Office Politics

It is 1999. You work in an office. It is the office of Russia's FSB (KGB). Your co-workers share a special comradeship, and a special history. Some of the agency's top bosses are linked to organized crime, kidnapping and murder. The kidnappings are a means for siphoning money from Westerners in order to finance Russian-speaking Arab terrorists in Chechnya. The kidnappings are also used to keep certain political players in line. The murders have to do with maintaining the position of hidden structures that supersede the Russian legislature, the national executive and the armed forces. There is nothing unusual in this, because conspiracy is a matter of FSB tradition. Back in 1917, when the organization was first formed, it was called the Cheka, deriving its name from the acronym VChK (Extraordinary Commission for Combating Counterrevolution and Sabotage). The Cheka was founded by a communist ideologue named Felix Dzerzinsky shortly after the Bolshevik coup of Lenin and Trotsky. In those days, the office had two assignments: (1) to investigate counterrevolutionary elements, (2) to liquidate counterrevolutionaries and saboteurs. In 1917 this mission was out in the open. In 1999 this mission was hidden behind a democratic government headed by an ailing alcoholic named Boris Yeltsin.

In 1998, to assure the loyalty of the FSB, Boris Yeltsin was advised to appoint a new director. His name was Vladimir Putin, brought into the Kremlin through the mysterious presidential administration. To understand what happened to Russia in 1999 we must understand the presidential administration. Some say it is the "center of control" in Russia, more fundamental than the Kremlin or the FSB. Some say it is none other than the old Central Committee of the Communist Party Soviet Union, operating from the shadows. After the kidnapping of Russian presidential candidate Ivan Rybkin in 2004, Anna Politkovskaya wrote in her Russian Diary: "The fact that Rybkin was taken to the Woodland Retreat guesthouse is evidence that the presidential administration was privy to his abduction, as was the FSB." She further noted: "The president's secretariat [presidential administration] is an outfit that has long been described as a subdivision of the FSB. Those two offices are the principle managers of Russia and do not merely work hand in glove, but function as a single entity."

There is something deep in this organizational anomaly. If Russia was honestly organized as a democracy after the collapse of the Soviet Union in 1991, then what can we make of this aforesaid "single entity" lurking in the shadows of Russian politics, propping up Boris Yeltsin while thrusting its own candidate - Vladimir Putin - into the directorship of the FSB, then into the office of Prime Minister, then into the presidency itself? Looking back, we can see what was afoot. Latent forces from the Soviet past were reawakening in 1998-99. Putin would come to personify those forces, as they sought to resurrect the Soviet Union itself. The immediate reason for Putin's appointment was an alleged plot by the FSB to assassinate the country's leading capitalist entrepreneur, Boris Berezovsky. (The FSB officer charged with organizing Berezovsky's "liquidation" was Alexander Litvinenko, a man who has since become even more famous because he was assassinated with radioactive polonium-210 in November 2006.)

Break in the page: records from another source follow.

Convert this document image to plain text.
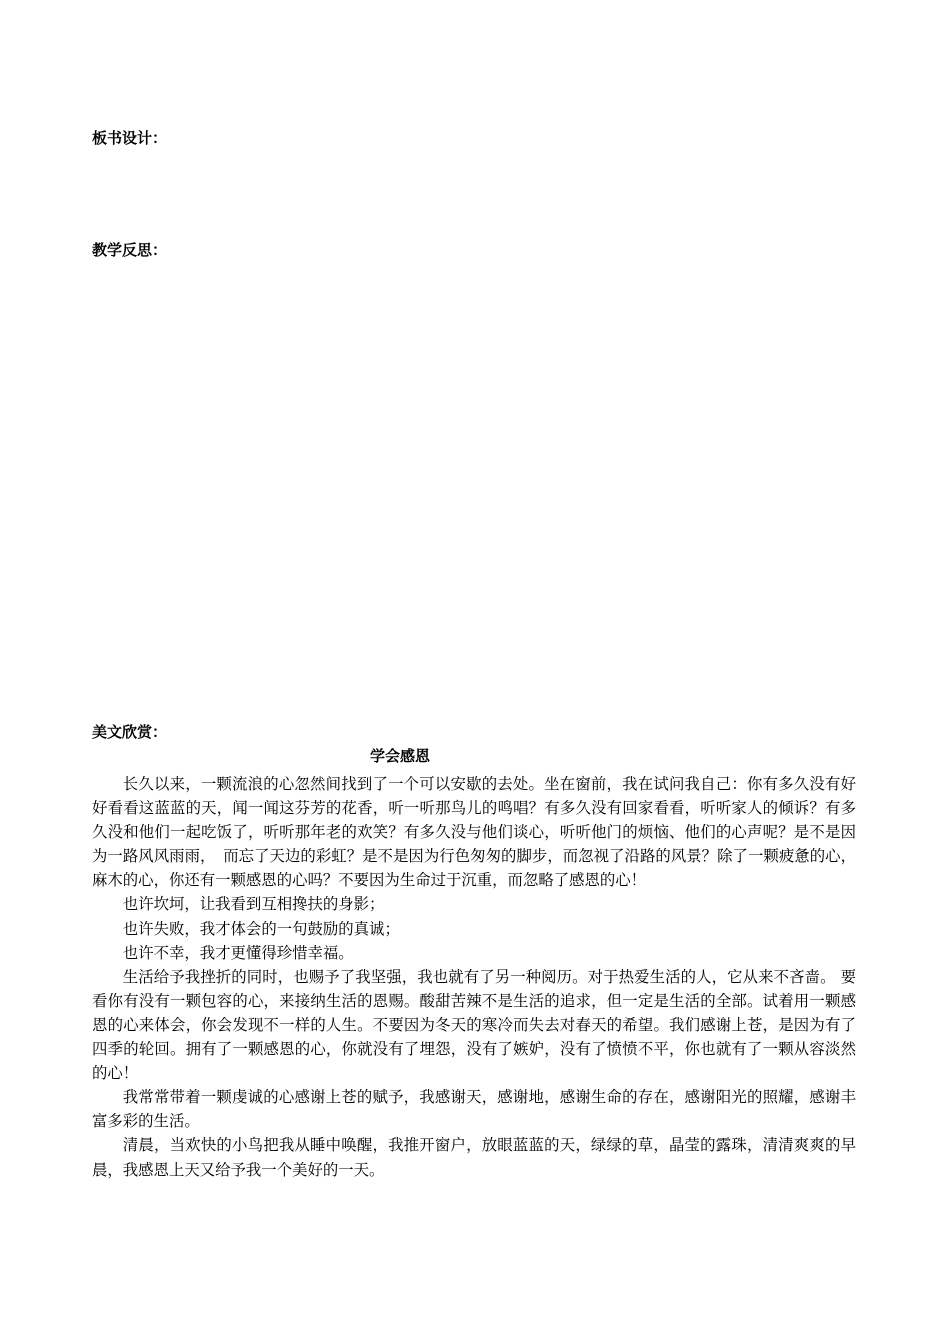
板书设计：
教学反思：
美文欣赏：
学会感恩

长久以来，一颗流浪的心忽然间找到了一个可以安歇的去处。坐在窗前，我在试问我自己：你有多久没有好好看看这蓝蓝的天，闻一闻这芬芳的花香，听一听那鸟儿的鸣唱？有多久没有回家看看，听听家人的倾诉？有多久没和他们一起吃饭了，听听那年老的欢笑？有多久没与他们谈心，听听他门的烦恼、他们的心声呢？是不是因为一路风风雨雨，　而忘了天边的彩虹？是不是因为行色匆匆的脚步，而忽视了沿路的风景？除了一颗疲惫的心，麻木的心，你还有一颗感恩的心吗？不要因为生命过于沉重，而忽略了感恩的心！

也许坎坷，让我看到互相搀扶的身影；

也许失败，我才体会的一句鼓励的真诚；

也许不幸，我才更懂得珍惜幸福。

生活给予我挫折的同时，也赐予了我坚强，我也就有了另一种阅历。对于热爱生活的人，它从来不吝啬。 要看你有没有一颗包容的心，来接纳生活的恩赐。酸甜苦辣不是生活的追求，但一定是生活的全部。试着用一颗感恩的心来体会，你会发现不一样的人生。不要因为冬天的寒冷而失去对春天的希望。我们感谢上苍，是因为有了四季的轮回。拥有了一颗感恩的心，你就没有了埋怨，没有了嫉妒，没有了愤愤不平，你也就有了一颗从容淡然的心！

我常常带着一颗虔诚的心感谢上苍的赋予，我感谢天，感谢地，感谢生命的存在，感谢阳光的照耀，感谢丰富多彩的生活。

清晨，当欢快的小鸟把我从睡中唤醒，我推开窗户，放眼蓝蓝的天，绿绿的草，晶莹的露珠，清清爽爽的早晨，我感恩上天又给予我一个美好的一天。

An important book has been published on all these machinations. It is titled Death of a Dissident: The Poisoning of Alexander Litvinenko, by Alex Goldfarb with Marina Litvinenko. One of the most important passages in the book, for Americans, is the passage where Akhmed Zakayev explains the origins of the Second Chechen War: "We wanted to build a secular, democratic, pro-Western Muslim state, something along the lines of Turkey," Zakayev is quoted as saying. But Russian-speaking Arabs flooded into Chechnya with Russian visas. "They were all experienced fighters," he said, "but they had nothing to do with ... the American-trained jihadists that fought the Soviets in Afghanistan. They were all Arabs who spoke Russian, the old KGB cadre from the Middle East. And we knew that their money came not from Saudi Arabia, but from Moscow."

That is important information coming from an exiled Chechen leader. The civil war in Chechnya was a staged provocation, organized by the FSB and the presidential administration in Moscow. Vladimir Putin, in fact, was a leading organizer who profited from this operation. The Arab terrorists in Dagestan and Chechnya caused his appointment as prime minister, triggering a war to facilitate his subsequent elevation to the Russian presidency. The political maneuvers and conspiracies involved in the elevation of Putin, as detailed by Goldfarb, are must reading. For the first time, testimony from several sources is put together to form a larger, coherent picture of FSB (KGB) strategy involving the use of controlled Islamic terrorism.